Warsaw 1928/ Printed by Gebethner & Wolff/ first edition/15x22cm/s.123/ ten black and white illustrations by Kamil Mackiewicz/ binding, half leather, gilt titling on spine, pasted original publisher's cover, very good condition, minor soiling of single pages
Pre-war reportage on Africa, with illustrations by outstanding illustrator Kamil Mackiewicz
In 1928, a Polish sailor, Tadeusz Debicki, enlists on the Belgian steamer Mateba. In doing so, he fulfills his dream of traveling to Central Africa, and brings his readers an impressive report, sparkling with details.
Debicki is enthralled with nature, but spares no realistic details: the searing heat, the stench of burnt oil, the fumes of coal, the murderous work of Congolese in unloading cement - we observe colonial realities up close.

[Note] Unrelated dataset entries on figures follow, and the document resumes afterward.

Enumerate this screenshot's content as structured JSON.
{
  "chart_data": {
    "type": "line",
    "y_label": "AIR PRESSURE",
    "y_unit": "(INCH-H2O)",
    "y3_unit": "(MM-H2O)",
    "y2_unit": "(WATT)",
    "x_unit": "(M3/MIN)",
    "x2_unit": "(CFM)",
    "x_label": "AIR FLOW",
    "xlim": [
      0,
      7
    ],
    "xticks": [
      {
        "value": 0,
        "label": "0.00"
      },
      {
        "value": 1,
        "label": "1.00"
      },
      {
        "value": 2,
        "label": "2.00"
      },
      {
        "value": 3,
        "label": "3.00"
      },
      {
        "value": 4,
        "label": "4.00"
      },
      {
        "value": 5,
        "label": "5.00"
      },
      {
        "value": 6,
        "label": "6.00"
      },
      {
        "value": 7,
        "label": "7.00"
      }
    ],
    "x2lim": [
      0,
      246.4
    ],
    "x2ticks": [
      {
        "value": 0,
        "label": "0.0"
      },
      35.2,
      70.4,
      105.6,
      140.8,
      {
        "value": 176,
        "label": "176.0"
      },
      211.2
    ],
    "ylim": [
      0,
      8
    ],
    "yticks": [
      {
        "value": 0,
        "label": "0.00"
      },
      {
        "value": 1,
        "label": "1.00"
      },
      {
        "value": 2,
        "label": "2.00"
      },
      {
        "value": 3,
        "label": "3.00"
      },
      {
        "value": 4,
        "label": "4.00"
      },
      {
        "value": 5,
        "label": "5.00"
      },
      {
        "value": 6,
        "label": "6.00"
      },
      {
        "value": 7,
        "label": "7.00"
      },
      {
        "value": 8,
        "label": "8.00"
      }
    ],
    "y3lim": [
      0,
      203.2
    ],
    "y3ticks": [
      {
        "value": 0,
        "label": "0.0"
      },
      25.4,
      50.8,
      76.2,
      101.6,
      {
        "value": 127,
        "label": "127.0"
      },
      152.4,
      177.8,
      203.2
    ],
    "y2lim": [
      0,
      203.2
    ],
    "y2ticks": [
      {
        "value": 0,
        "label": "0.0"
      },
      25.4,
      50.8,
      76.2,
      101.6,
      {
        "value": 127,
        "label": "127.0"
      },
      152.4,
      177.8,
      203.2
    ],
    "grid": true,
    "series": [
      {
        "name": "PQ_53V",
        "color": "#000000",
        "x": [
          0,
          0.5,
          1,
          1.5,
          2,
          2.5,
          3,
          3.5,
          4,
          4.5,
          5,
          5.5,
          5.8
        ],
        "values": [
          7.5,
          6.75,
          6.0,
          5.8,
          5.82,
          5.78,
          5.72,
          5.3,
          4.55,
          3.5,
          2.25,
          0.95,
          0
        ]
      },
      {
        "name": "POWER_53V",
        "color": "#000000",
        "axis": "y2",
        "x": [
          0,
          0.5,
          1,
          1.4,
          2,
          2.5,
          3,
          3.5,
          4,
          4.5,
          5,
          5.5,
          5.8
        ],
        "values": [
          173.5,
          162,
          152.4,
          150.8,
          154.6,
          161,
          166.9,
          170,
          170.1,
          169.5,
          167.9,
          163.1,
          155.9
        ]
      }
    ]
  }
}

Above all, the author of "At the Gates of the Congo" amazes us with his openness. As one of the few witnesses of his era, he sympathizes with the black Congolese: 12-year-old boys working in the furnace-hot hold of a steamship, carrying endless crates of dynamite and bags of cement, punished by flogging for dropping a barrel of nails.
Debicki describes exploitation, robbery, slave labor, racism and hubris - phenomena that Europe will only see in a few decades.
"If every civilization has a tendency toward narcissism," Mariusz Szczygieł wrote after Kapuściński in The Anthology of Polish Reportage, "then Debicki the reporter and Debicki the visitor behaved in Africa like someone who has no intention of being a narcissist.